Mesmo antes de levar a luneta ao rosto, um sentimento de desespero desceu seco pela garganta. A certeza de que Nero os tinham alcançado martelou de dentro pra fora, ameaçou quebrar qualquer pretensão de controle que tinha.

A lente mostrou não o inimigo temido, mas outro tão ruim quanto.

Exatamente no ponto entre a Ilha Rasa e a Ilha do Calango, as duas maiores de Ponta Quebrada, estava a Marieta. Uma caravela de velas vermelhas, comandada por Canera, braço direito de Nero. A nau ia com as velas cheias pela água, prestes a entrar no canal.

— Ela tá abrindo as portas de artilharia! — Dudalina exclamou, já não mais no mastro.

— Postos de combate! — Delfim gritou, saltando para o convés superior. – A todo pano para interceptar!

Uma aflição súbita o fez parar, correndo os olhos pela confusão no convés. O coração foi até a boca ao não ver nenhum sinal da cabeleira escura balançando ao vento.

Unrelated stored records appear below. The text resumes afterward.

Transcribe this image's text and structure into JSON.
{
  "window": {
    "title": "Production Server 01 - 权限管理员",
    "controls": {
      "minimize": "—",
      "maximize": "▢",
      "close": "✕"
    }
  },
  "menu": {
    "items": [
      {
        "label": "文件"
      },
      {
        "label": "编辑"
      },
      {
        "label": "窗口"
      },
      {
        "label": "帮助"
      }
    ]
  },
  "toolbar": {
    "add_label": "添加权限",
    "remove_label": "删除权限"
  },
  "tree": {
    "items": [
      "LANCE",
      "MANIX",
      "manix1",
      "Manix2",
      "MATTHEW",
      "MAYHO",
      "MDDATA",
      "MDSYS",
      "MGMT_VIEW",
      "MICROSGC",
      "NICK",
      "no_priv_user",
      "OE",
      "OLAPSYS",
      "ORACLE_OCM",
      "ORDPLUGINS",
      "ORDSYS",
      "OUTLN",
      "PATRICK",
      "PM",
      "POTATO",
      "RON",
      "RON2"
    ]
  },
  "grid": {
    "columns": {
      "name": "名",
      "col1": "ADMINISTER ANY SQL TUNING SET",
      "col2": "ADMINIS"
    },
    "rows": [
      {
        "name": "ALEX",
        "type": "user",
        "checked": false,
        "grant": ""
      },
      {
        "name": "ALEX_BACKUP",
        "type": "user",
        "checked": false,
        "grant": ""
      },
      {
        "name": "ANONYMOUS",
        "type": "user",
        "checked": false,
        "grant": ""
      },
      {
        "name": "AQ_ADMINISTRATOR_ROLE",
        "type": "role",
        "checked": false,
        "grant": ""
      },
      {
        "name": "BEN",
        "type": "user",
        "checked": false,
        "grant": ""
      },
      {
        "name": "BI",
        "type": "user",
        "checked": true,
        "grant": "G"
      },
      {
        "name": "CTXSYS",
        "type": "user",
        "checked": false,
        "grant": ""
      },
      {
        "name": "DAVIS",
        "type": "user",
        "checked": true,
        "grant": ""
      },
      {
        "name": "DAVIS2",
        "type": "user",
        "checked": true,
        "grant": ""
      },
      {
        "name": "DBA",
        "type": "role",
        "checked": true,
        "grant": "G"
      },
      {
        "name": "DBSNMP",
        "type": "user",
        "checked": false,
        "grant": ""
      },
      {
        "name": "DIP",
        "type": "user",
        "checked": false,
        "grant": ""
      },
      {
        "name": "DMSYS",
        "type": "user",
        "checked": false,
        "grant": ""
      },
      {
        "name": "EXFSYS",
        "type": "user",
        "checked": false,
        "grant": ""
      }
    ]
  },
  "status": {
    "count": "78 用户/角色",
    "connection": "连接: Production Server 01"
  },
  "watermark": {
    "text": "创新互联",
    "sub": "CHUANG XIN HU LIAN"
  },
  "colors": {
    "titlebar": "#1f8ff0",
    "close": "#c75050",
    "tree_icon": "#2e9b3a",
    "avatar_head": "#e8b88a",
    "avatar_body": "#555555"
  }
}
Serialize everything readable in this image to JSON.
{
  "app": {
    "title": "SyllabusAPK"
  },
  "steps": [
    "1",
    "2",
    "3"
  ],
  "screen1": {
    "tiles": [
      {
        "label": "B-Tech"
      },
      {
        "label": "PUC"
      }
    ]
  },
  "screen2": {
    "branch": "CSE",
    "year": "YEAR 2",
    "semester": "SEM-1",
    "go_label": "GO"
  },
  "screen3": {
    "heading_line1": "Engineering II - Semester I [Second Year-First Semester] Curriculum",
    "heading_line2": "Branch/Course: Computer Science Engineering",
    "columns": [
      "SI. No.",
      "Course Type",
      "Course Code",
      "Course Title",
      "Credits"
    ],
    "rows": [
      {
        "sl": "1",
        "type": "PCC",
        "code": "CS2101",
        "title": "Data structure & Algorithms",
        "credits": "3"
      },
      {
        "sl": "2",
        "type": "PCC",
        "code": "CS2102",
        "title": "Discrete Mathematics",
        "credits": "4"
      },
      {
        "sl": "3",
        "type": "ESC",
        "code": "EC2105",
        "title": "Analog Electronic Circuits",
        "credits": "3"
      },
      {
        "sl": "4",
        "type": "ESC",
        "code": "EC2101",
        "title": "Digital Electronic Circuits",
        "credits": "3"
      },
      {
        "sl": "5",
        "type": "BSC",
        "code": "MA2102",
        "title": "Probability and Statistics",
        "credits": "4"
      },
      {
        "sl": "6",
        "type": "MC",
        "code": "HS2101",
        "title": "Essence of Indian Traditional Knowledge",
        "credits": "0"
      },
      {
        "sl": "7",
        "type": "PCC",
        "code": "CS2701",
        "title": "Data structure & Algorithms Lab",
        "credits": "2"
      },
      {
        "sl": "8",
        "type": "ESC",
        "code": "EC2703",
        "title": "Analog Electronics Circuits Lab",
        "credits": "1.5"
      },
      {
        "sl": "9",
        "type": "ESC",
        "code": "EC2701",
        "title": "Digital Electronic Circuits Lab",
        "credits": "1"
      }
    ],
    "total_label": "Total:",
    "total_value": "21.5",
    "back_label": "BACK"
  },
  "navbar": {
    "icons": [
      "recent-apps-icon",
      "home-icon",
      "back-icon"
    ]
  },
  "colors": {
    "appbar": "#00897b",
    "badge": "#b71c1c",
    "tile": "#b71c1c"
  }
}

— Eu levei ela pra baixo com Ladrão. — A contramestre ofereceu um sorriso fraco, a testa franzida na direção da Marieta. — Não vamos conseguir chegar a tempo.

— Ela é pesada e vai perder velocidade no corredor entre as ilhas, não vai conseguir manobrar pra encontrar o Balaena de frente.

— Chefe…

— Dudalina, você é a minha pessoa de confiança agora, quer dizer que é a alma da tripulação também. Sabe disso, não sabe? Vamos ficar firmes. Nem que a gente tenha que lancear aquela popa com o Balaena…

Ela inspirou fundo e a expressão endureceu, um rochedo a bordo.

— A Marieta vai a pique hoje mesmo — Dudalina completou. Quando se virou para o resto da tripulação, toda a hesitação havia sumido. — Postos de combate, seu bando de preguiçoso! A gente tem um navio pra afundar!

O tempo escorreu ao redor de Delfim, marcado pela aproximação ao inimigo. A Marieta era letal, mas também lenta — essa era a chance que tinham. A cada milha mais próxima, expulsou de si todos os outros pensamentos. Era a hora de ser um capitão de verdade, e essa era a única hora que contava. Se fosse julgado pelos santos depois de morrer, que ficasse satisfeito consigo mesmo.

A caravela entrou no canal entre as ilhas e começou a atirar nos pequenos amontoados de construções, areia e madeira voaram com sua passagem. As velas inimigas foram içadas para melhor controle do timoneiro e com a perda de velocidade o Balaena conseguiu se aproximar.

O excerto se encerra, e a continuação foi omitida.